Uluslararası hukuk ayrılıkçılar için ne diyor?
5 Ekim 2017Halkların kendi geleceğini tayin hakkı, uluslararası hukukun en temel prensipleri arasında yer alır. Ancak bir devletin toprak bütünlüğünün korunması ilkesi de yine devletler hukukunun gereğidir. Katalan bağımsızlık hareketi bu kuralların ilkini, İspanyol hükümetiyse ikinci prensibi benimsemiş durumda. Uluslararası hukukta bölünmenin ya da bağımsızlık ilanının nasıl olması gerektiğine dair bir hüküm bulunmuyor: En azından her iki taraf aynı fikirde değilse, ki Katalonya'da durum bu.
Yeni devletlerin kurulması her zaman sorun oluşturacak diye bir şey yok. Nitekim 1992'de iki tarafın da oluruyla Çekler ve Slovaklar karşılıklı anlaşarak ayrılmıştı. Afrika halkları 20'nci yüzyılın 50'li ve 60'lı yıllarında bağımsızlıklarını ilan ederken sömürgeci devletler kısmen buna karşı çıkmış olsa da Birleşmiş Milletler kendi kaderini tayin hakkını esas alır. Ancak Bonn Üniversitesi Uluslararası Hukuk Profesörü Stefan Talmon, Katalanların bunu referans alamayacağı görüşünde. "Halkların kendi kaderini tayin hakkı, bu hakkı talep eden bir halkın olmasını şart koşar" diyen Talmon'a göre, "Ulus devlet içindeki bir kesim, ki bu kesim kendi kimliğine sahip dahi olsa, kendi kaderini tayin hakkını kullanmaya yetkili 'halk' statüsünde değildir."
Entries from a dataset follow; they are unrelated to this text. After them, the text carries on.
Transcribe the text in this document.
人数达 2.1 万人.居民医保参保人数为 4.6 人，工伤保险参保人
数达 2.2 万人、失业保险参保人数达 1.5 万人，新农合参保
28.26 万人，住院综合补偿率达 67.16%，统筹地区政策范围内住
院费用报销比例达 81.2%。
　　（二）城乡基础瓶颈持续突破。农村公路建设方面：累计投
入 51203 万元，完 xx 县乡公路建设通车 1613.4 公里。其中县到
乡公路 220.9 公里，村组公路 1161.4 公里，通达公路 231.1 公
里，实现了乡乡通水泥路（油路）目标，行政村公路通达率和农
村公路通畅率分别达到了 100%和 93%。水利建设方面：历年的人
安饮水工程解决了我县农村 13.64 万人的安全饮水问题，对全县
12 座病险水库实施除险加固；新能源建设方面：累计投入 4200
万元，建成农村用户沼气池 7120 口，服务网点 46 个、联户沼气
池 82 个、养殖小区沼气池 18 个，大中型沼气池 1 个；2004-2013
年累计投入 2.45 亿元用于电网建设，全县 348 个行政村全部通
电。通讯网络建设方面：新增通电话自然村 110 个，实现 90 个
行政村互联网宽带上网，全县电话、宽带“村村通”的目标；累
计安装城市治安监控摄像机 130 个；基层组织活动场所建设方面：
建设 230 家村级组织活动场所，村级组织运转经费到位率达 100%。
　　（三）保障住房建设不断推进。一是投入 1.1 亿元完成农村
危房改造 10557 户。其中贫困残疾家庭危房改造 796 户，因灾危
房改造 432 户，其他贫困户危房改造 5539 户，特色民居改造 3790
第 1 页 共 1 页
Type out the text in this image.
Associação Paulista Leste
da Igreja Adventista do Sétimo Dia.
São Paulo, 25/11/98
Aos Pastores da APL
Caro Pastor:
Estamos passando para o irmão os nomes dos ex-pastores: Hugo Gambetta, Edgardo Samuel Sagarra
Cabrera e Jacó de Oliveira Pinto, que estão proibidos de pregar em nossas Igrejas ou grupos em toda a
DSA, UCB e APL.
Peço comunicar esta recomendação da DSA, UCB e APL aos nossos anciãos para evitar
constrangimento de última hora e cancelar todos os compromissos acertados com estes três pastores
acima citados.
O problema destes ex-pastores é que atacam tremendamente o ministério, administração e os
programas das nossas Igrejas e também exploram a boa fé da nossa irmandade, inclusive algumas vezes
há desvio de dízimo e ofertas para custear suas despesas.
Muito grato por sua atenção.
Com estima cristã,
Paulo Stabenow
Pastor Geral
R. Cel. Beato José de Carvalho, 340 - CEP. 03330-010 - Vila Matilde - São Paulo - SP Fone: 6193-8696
Örneğin Almanya'nın Bavyera eyaleti ya da Kosovalı Arnavutların da böyle bir hakkı bulunmuyor. Bunlar uluslararası hukuk kuralları gereği "halk" sayılmıyor. Kosova 2008'de Sırbistan'dan bağımsızlığını ilan etti ancak uluslararası hukuka göre statüsü henüz netlik kazanabilmiş değil. Sırbistan Kosova'yı hâlâ kendi topraklarının bir parçası olarak görüyor. Uluslararası Adalet Divanı 2010'da Kosovalı Arnavutların aldığı bağımsızlık kararının, uluslararası hukuku ihlal etmediğine ve meşru olduğuna karar verdi. Ancak Adalet Divanı, Kosova'nın statüsü konusunda bir karar açıklamazken, bağımsızlık ilanının BM'nin 1244 sayılı kararına ters düşmediği hükmüne vardı. 1244 sayılı BM kararının öngördüğü; Yugoslavya Federal Cumhuriyeti'nin devamı niteliğindeki Sırbistan'ın egemenlik hakkının korunduğuna hükmetti. Öte yandan şimdiye kadar BM'ye üye 200'e yakın devletin yarısı Kosova'yı bağımsız bir devlet olarak tanıdı. Ancak İspanya Kosova'nın bağımsızlığını tanıyan ülkeler arasında yer almıyor. Zira Madrid yönetimi bunun Katalonya ve bünyesindeki diğer farklı halk grupları için örnek teşkil edebileceği çekincesini taşıyor.
Yasal hak bulunmuyor
Diğer bir örnek İskoçya. İskoçya'nın bağımsızlık referandumunun David Cameron liderliğindeki Birleşik Krallık yönetiminin açısından da hukuki zorlayıcılığı bulunmuyordu. Buna rağmen 2014 yılında sorunun siyasi açıdan çözüme kavuşturulabilmesi için referanduma izin verildi. Sonuç: Halkın çoğunluğu, yüzde 55'e yüzde 45 ile Birleşik Krallık'ta kalmayı tercih etti. Kamuoyu yoklamaları İngiltere'nin Avrupa Birliği'nden (AB) ayrılması konusunda yapılan referandumda İskoçya'da çoğunluğun Brexit karşıtı olmasına rağmen, anavatandan ayrılmama kararında bir değişikliğe neden olmadığını ortaya koydu. İskoçya'nın bağımsızlığı konusundaki soru işaretleri böylece giderilmiş oldu.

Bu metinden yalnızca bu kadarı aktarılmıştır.